On a Fed presentation last month, the central bank are worried that banks that have (huge) exposure to the commercial real estate front are slow to take losses amid declining property value and rental payments. Plus, with insufficient reserves for every dollar of bad loan kept (some below $.40 when it used to be 1.5x as much back in 2007), trouble in CRE could only be expected to worsen.
Last month’s Fed presentation supports criticisms that banks have been slow to take losses on bad commercial real-estate loans. The value of commercial real-estate loans as recorded by banks has declined at a much slower rate than property values since 2005. But banks have been slow to absorb losses on their loans partly due to “capital preservation” concerns, the report states.

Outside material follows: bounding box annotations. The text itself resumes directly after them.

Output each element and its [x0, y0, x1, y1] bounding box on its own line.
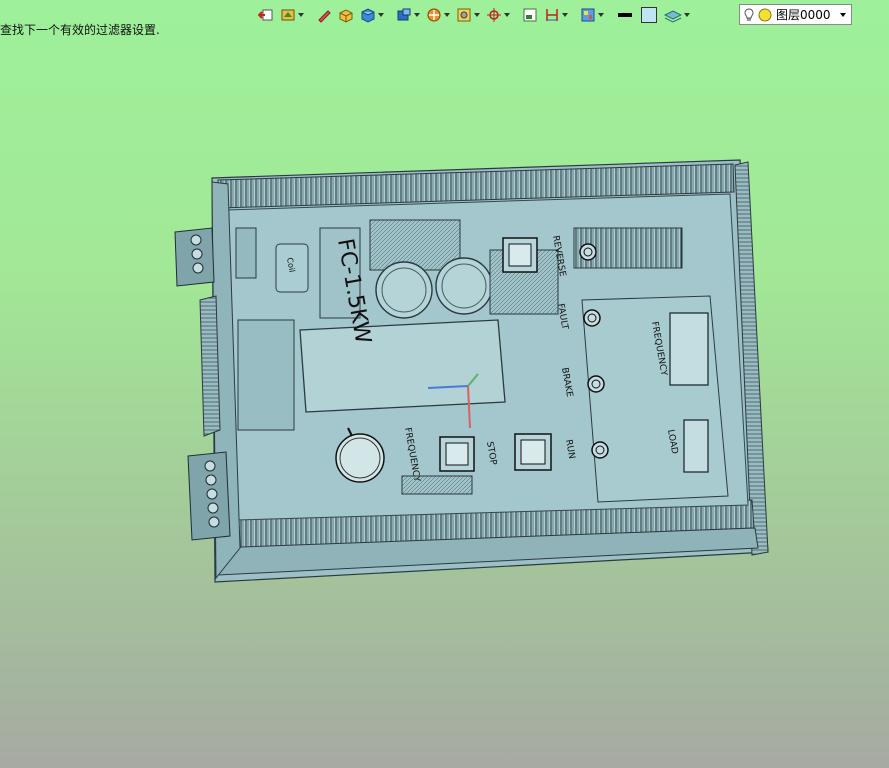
- transformer: [299, 319, 506, 413]
- terminal-block-bottom[interactable]: [187, 451, 231, 541]
- stop-button[interactable]: [439, 436, 475, 472]
- capacitor-2: [435, 257, 493, 315]
- terminal-block-top[interactable]: [174, 227, 215, 287]
- run-button[interactable]: [514, 433, 552, 471]
- reverse-led: [579, 243, 597, 261]
- brake-led: [587, 375, 605, 393]
- fan-grille: [199, 295, 221, 437]
- frequency-display: [669, 312, 709, 386]
- cad-viewport[interactable]: FC-1.5KW REVERSE FAULT BRAKE RUN STOP FR…: [0, 0, 889, 768]
- capacitor-1: [375, 261, 433, 319]
- run-led: [591, 441, 609, 459]
- load-display: [683, 419, 709, 473]
- fault-led: [583, 309, 601, 327]
- reverse-button[interactable]: [502, 237, 538, 273]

Bank examiners are stepping up their scrutiny of commercial real-estate portfolios at U.S. banks. Michael Stevens, senior vice president of regulatory affairs at the Conference of State Bank Supervisors, said regulators are reviewing greater volumes of commercial real-estate loans than they did before the financial crisis erupted.
What’s making this worse is the fact that about half of the commercial real estate loans are held by banks.
A report from Bloomberg could only justify the Fed’s worries:
Vacancies climbed to 16.5 percent from 13.7 percent in the year since Lehman Brothers Holdings Inc. filed for bankruptcy, New York-based Reis said in a report. Effective rents, the amount actually paid by tenants, fell 8.5 percent, the biggest year-over-year drop since 1995.
“The decline in effective rents really accelerated after the fall of Lehman Brothers,” Victor Calanog, director of research at Reis, said in a statement. “Tenants will continue shedding occupied space as jobs are lost.”
With all these problems still intact, one could only scoff at the idea that recovery is on its way.